Highlights & Insights

  • The problem definition of VAUQ is precise. It is not just another external hallucination detector but asks whether the LVLM's confidence is truly visually grounded.
  • The Image-Information Score is a simple yet interpretative signal. It converts "whether visual input reduces uncertainty" into a computable quantity directly corresponding to grounding.
  • Core region masking makes the scoring more like a causal test. Masking what the model attends to most and observing the change in probability is closer to intervention than simply reading attention weights.
  • The method remains training-free, making it a suitable lightweight reliability layer for deployment. it doesn't require hallucination labels for every task or a specialized probe.
  • This paper reminds us that multimodal self-evaluation cannot be directly inherited from LLMs. Visual evidence usage is a reliability dimension unique to LVLMs.

Limitations & Future Work

  • Dependency on global hyperparameters. The authors admit optimal values for \(\alpha\), \(K\), and layer ranges may vary across datasets, models, or even samples, suggesting sample-adaptive tuning for the future.
  • Current evaluation primarily targets instruction-tuned image LVLMs. Effectiveness on long-chain visual reasoning, video understanding, or agentic multimodal systems remains unverified, especially where visual contribution may be distributed across multiple stages.
  • Attention is not always evidence. Appendix cases show that when multiple salient objects exist, attention might miss some relevant info, leading to incomplete core region masking.
  • The score is not a safety guarantee. The ethical statement emphasizes VAUQ as an auxiliary reliability signal, not a replacement for human review or complete safety mechanisms.
  • Requires internal access to probabilities and attention.
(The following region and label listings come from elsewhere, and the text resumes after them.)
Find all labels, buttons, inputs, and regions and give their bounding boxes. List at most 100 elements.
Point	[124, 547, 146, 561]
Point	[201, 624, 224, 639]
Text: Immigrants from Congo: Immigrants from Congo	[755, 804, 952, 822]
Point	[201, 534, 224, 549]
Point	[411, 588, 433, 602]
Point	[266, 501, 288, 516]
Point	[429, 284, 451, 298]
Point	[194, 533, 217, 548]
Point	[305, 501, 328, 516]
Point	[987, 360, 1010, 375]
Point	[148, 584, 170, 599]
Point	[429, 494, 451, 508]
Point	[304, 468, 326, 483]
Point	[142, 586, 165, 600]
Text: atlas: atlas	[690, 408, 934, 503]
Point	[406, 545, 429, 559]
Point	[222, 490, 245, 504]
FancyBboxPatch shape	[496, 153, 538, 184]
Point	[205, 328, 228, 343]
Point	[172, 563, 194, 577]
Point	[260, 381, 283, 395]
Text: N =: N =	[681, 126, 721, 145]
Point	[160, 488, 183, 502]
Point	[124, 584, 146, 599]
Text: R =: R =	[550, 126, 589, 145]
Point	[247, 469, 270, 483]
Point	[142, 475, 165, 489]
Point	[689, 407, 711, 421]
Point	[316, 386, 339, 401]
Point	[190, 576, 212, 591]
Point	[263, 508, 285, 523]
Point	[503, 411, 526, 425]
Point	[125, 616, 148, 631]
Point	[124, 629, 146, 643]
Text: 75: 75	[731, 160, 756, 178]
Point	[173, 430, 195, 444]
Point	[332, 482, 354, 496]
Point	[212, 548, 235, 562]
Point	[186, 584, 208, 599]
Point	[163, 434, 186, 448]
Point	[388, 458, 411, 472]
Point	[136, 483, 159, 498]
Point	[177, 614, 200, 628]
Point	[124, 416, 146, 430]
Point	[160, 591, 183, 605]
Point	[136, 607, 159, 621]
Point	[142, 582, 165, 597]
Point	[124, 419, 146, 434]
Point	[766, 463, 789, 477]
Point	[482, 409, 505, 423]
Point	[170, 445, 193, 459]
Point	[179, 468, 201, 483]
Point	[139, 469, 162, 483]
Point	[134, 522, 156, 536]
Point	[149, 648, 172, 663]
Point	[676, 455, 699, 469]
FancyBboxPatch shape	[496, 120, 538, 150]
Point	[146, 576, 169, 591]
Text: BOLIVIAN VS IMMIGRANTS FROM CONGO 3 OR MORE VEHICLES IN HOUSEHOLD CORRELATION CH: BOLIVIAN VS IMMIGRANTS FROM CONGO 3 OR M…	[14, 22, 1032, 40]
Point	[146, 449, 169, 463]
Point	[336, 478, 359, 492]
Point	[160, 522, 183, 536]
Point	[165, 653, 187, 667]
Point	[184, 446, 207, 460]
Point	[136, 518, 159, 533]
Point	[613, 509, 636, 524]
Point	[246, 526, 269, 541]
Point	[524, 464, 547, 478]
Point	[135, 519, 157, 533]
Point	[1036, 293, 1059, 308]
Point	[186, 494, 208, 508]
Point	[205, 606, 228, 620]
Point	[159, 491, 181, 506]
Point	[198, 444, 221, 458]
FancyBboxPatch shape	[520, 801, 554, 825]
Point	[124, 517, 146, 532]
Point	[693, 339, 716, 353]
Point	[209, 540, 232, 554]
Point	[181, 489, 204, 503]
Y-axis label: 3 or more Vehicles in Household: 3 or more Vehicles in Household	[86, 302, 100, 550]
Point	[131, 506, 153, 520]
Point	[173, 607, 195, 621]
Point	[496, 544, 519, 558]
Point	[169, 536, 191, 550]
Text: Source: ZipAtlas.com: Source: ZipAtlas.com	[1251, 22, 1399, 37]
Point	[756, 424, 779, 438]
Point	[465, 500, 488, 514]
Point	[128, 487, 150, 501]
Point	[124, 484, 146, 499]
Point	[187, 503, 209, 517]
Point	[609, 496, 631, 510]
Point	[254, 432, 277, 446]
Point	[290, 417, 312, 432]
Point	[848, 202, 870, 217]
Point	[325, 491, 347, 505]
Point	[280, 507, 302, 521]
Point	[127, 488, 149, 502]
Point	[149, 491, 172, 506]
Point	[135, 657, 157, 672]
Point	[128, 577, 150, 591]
VAUQ cannot be used directly for closed-source LVLMs or text-only APIs; black-box approximations are needed.
  • vs Perplexity / Entropy: These methods only look at language output probabilities and are easily misled by priors; VAUQ additionally examines the impact of image removal or core masking.
  • vs Semantic Entropy / EigenScore: Multi-sampling and hidden state methods capture response diversity but are costly and don't verify visual evidence usage; VAUQ measures visual contribution directly with fewer forward passes.
  • vs SVAR / Contextual Lens: Attention or representation similarity can detect object-level grounding but is less direct for response-level hallucinations; VAUQ uses attention for intervention combined with output entropy.
  • vs VL-Uncertainty: VL-Uncertainty estimates uncertainty via consistency across multiple responses under perturbations; VAUQ is a white-box, training-free, low-sampling alternative.
  • Insights: The VAUQ score can be used for selective prediction: high-risk responses trigger retrieval, re-observation, refusal, or human check. It could also combine with generation-time methods like VCD to detect then correct.

Rating

  • Novelty: ⭐⭐⭐⭐☆ Combines predictive entropy with visual information gain; concise and addresses LVLM points.
  • Experimental Thoroughness: ⭐⭐⭐⭐⭐ Covers multiple models, datasets, main results, masking strategies, efficiency, AUPRC, HallusionBench, and localization quality.
  • Writing Quality: ⭐⭐⭐⭐☆ Clear motivation, intuitive formulas, though HTML table conversions slightly impact reading.
  • Value: ⭐⭐⭐⭐⭐ Training-free, interpretable, and efficient; ideal as a reliability check for multimodal systems.